• September 26, 2022

Why Lipoma Surgery Benefits Some Individuals

Lipoma is a benign, non-cancerous growth, usually as lumps under the skin. They range from one-quarter to 3 inches in size and maybe widely dispersed or clustered together. While they’re common, they’re harmless – with more than half of people older than age 60 having them.

The best lipoma treatment is to observe it. Small lipomas, which do not change in size over time, usually require no treatment at all. But it’s best to have them checked every few years to ensure they’re not cancerous. There are many types of a lipoma as follows:

  • Common Lipoma
  • Angiolipomas
  • Pseudo Lipoma
  • Solitary Fibrous Tumor
  • Myxolipoma
  • Spindle Cell Lipoma
  • Inflammatory Lipoma
  • Juvenile Angiolipoma
  • Infantile Myofibromatosis
  • Atypical Lipomatous Tumor 

When to Get Lipoma Surgery?

Lipomas can grow to enormous sizes and become uncomfortable, but they won’t pose a threat unless they metastasize or develop an infection, which is very rare. If you have a lipoma surgically removed, it will not come back, so this is the only way to “cure” it.

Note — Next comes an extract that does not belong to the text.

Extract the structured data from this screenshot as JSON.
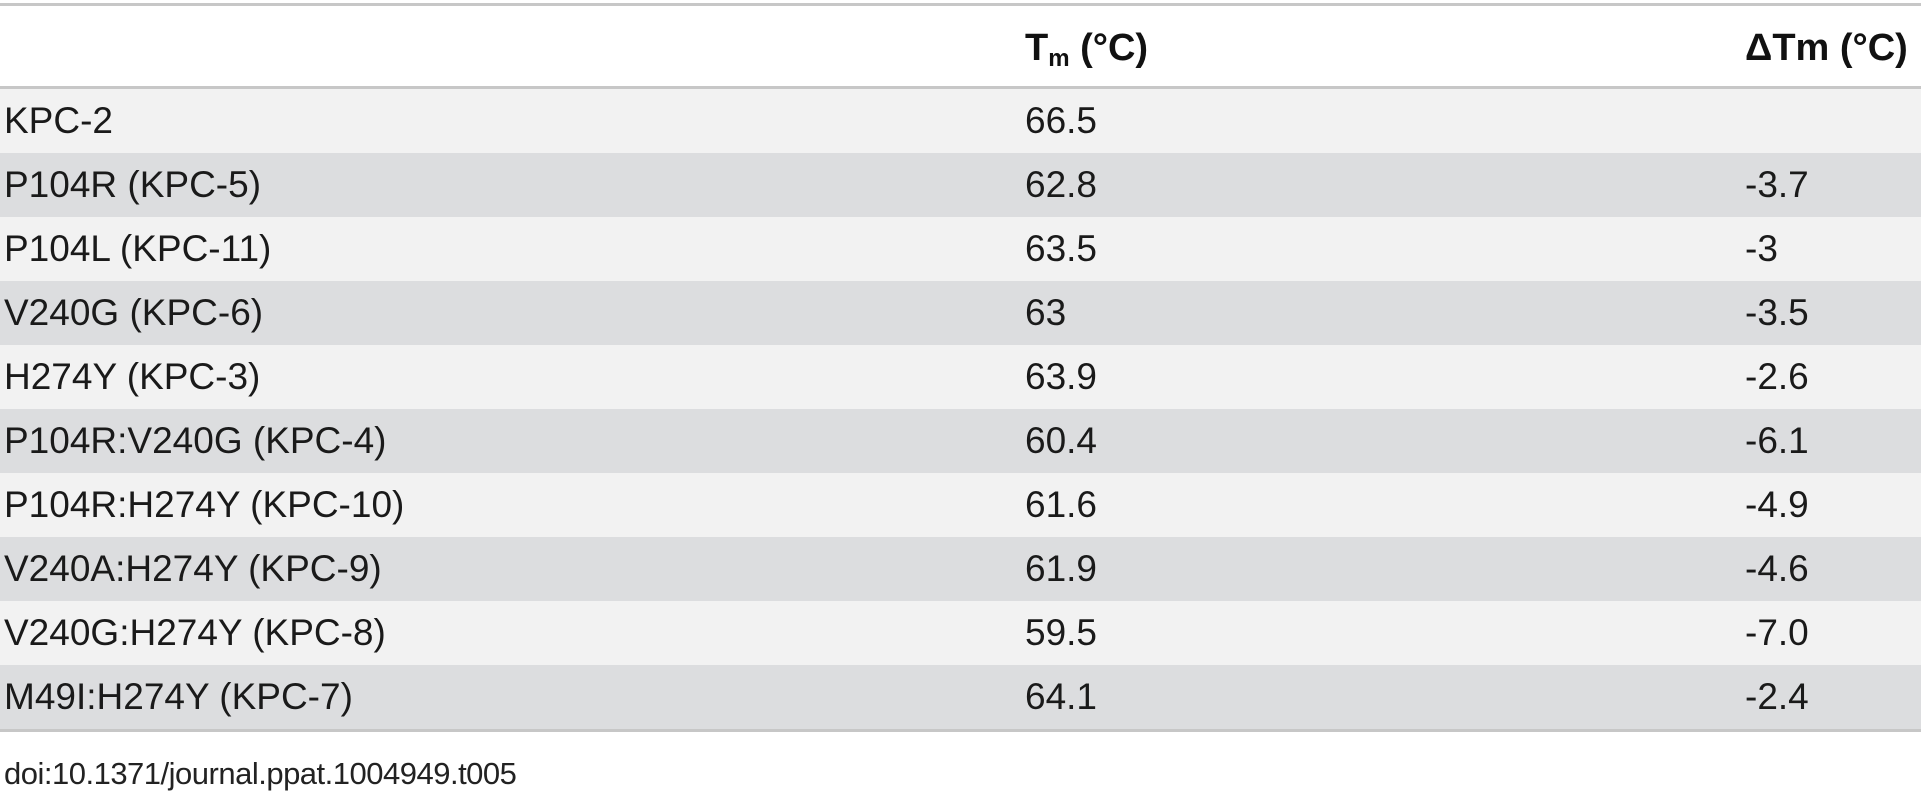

The most common time for people to decide that something needs to be done about their lipomas is when they start getting in the way of daily activities, such as putting on clothes or sleeping comfortably. Your doctor may recommend a plastic surgeon who performs surgical excision of the lipoma in these cases. Just make sure that the surgeon you pick is an expert in these kinds of procedures, like this cyst removal in Toronto clinic, if you’re nearby. 

Lipoma Treatment Options

Many types of lipoma can be removed by surgery, while others do not require any form of treatment at all. The decision depends on the patient’s situation. Doctors will monitor patients with lipomas to check for any changes that might suggest the tumor is growing or becoming more problematic over time. In most cases, however, lipomas do not require any active treatment. In case your doctor recommends it for you, they may perform either of the treatment options include:

  • Surgery (suction-assisted lipectomy)
  • Radiation therapy
  • Chemotherapy
  • Cryotherapy (freezing tissue using liquid nitrogen)
  • Photodynamic Therapy
  • Laser Therapy
  • Emerging treatment options (namely two current clinical trials)

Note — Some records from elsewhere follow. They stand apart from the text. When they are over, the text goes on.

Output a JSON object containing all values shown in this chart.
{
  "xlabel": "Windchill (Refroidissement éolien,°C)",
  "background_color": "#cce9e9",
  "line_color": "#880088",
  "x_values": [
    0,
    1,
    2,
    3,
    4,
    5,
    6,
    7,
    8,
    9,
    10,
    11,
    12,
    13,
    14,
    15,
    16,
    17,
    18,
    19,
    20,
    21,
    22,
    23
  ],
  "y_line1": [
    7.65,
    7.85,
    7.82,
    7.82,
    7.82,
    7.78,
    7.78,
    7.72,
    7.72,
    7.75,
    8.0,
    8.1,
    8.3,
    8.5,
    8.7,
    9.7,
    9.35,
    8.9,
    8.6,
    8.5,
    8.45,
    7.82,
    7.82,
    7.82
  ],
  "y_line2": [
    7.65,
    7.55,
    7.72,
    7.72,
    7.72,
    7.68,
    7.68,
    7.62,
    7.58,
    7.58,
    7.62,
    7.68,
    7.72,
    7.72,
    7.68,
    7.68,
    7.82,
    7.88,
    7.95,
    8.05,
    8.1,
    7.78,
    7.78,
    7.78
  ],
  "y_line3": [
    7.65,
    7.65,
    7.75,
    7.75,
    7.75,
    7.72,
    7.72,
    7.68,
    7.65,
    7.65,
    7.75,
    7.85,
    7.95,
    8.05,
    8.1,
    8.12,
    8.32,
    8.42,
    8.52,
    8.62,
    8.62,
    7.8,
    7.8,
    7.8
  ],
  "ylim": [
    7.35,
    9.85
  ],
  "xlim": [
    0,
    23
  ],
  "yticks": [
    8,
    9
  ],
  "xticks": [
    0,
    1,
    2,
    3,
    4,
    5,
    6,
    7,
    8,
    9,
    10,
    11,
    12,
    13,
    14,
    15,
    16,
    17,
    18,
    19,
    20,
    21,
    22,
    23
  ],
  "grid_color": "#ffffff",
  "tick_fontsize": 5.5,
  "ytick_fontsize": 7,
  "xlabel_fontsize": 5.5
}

In addition, several other medical treatments can help reduce symptoms, including:

  • Anti-inflammatory medications because lipomas often develop as a result of inflammation. In some cases where inflammation or irritation is present due to the lipoma, surgery may be performed if other therapies do not reduce swelling and associated symptoms.

For more info about minor surgeries, visit this website.

Surgery

In the case of inflammatory lipoma, non-invasive treatments like pain medications and physical therapy may be recommended before surgery is considered to avoid interfering with vital tissues inside the body. They can also be treated to minimize side effects to improve the quality of life for patients without sacrificing too much function in affected areas.

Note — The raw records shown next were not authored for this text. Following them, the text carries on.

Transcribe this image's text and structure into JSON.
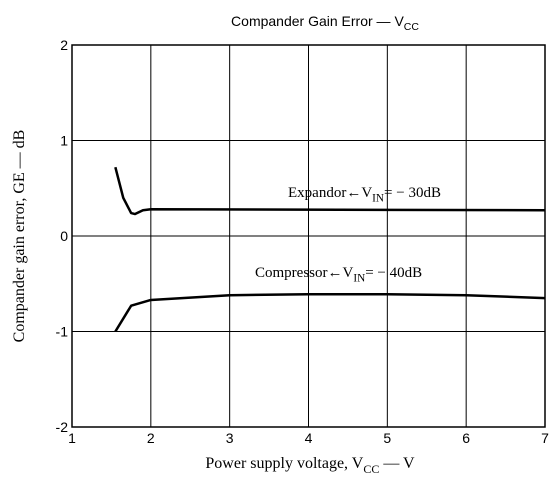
{
  "chart_data": {
    "type": "line",
    "title": [
      {
        "text": "Compander Gain Error — V"
      },
      {
        "text": "CC",
        "sub": true
      }
    ],
    "xlabel": [
      {
        "text": "Power supply voltage, V"
      },
      {
        "text": "CC",
        "sub": true
      },
      {
        "text": " — V"
      }
    ],
    "ylabel": "Compander gain error, GE — dB",
    "xlim": [
      1,
      7
    ],
    "xticks": [
      1,
      2,
      3,
      4,
      5,
      6,
      7
    ],
    "ylim": [
      -2,
      2
    ],
    "yticks": [
      -2,
      -1,
      0,
      1,
      2
    ],
    "grid": true,
    "series": [
      {
        "color": "#000000",
        "x": [
          1.55,
          1.65,
          1.75,
          1.8,
          1.9,
          2,
          7
        ],
        "values": [
          0.72,
          0.4,
          0.24,
          0.23,
          0.27,
          0.28,
          0.27
        ]
      },
      {
        "color": "#000000",
        "x": [
          1.55,
          1.75,
          2,
          3,
          4,
          5,
          6,
          7
        ],
        "values": [
          -1.0,
          -0.73,
          -0.67,
          -0.62,
          -0.61,
          -0.61,
          -0.62,
          -0.65
        ]
      }
    ],
    "annotations": [
      [
        {
          "text": "Expandor←V"
        },
        {
          "text": "IN",
          "sub": true
        },
        {
          "text": "= − 30dB"
        }
      ],
      [
        {
          "text": "Compressor←V"
        },
        {
          "text": "IN",
          "sub": true
        },
        {
          "text": "= − 40dB"
        }
      ]
    ]
  }
}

Non-cancerous or benign tumors are typically removed if they appear at risk for growing, interfere with nearby organs or body parts, or cause inflammation when swelling occurs under the skin. Lipoma surgery or liposuction is typically preferred because it removes all visible signs of the tumor so that they cannot grow back after being removed. Removal methods vary depending on each patient’s circumstances and the type or types of lipoma present.

When in need of earlobe correction surgery, Toronto Minor Surgery Center helps, in addition to a wide range of minor surgeries.

Note: Overweight patients may lose weight, which has been shown to increase the effectiveness of surgical lipoma removal techniques.

Conclusion

If you have a lipoma and don’t feel it is causing any issue or harm to you, keep an eye on it for a couple more months before doing anything. If it seems irrelevant for a year or more, then it’s probably not necessary for surgery. 

If you’re in doubt, visit your doctor and request some tests to see if everything is fine. The best option is to keep an eye on it and get another test done if it’s necessary.

If your doctor tells you that the lipoma has some pathology (something that might make it dangerous), surgery is usually recommended. But this kind of surgery doesn’t remove the possibility of another lipoma growing again in another area. If you need a reputable clinic for this procedure, Check out Toronto Minor Surgery Center. TMSC can help with keloid removal, too.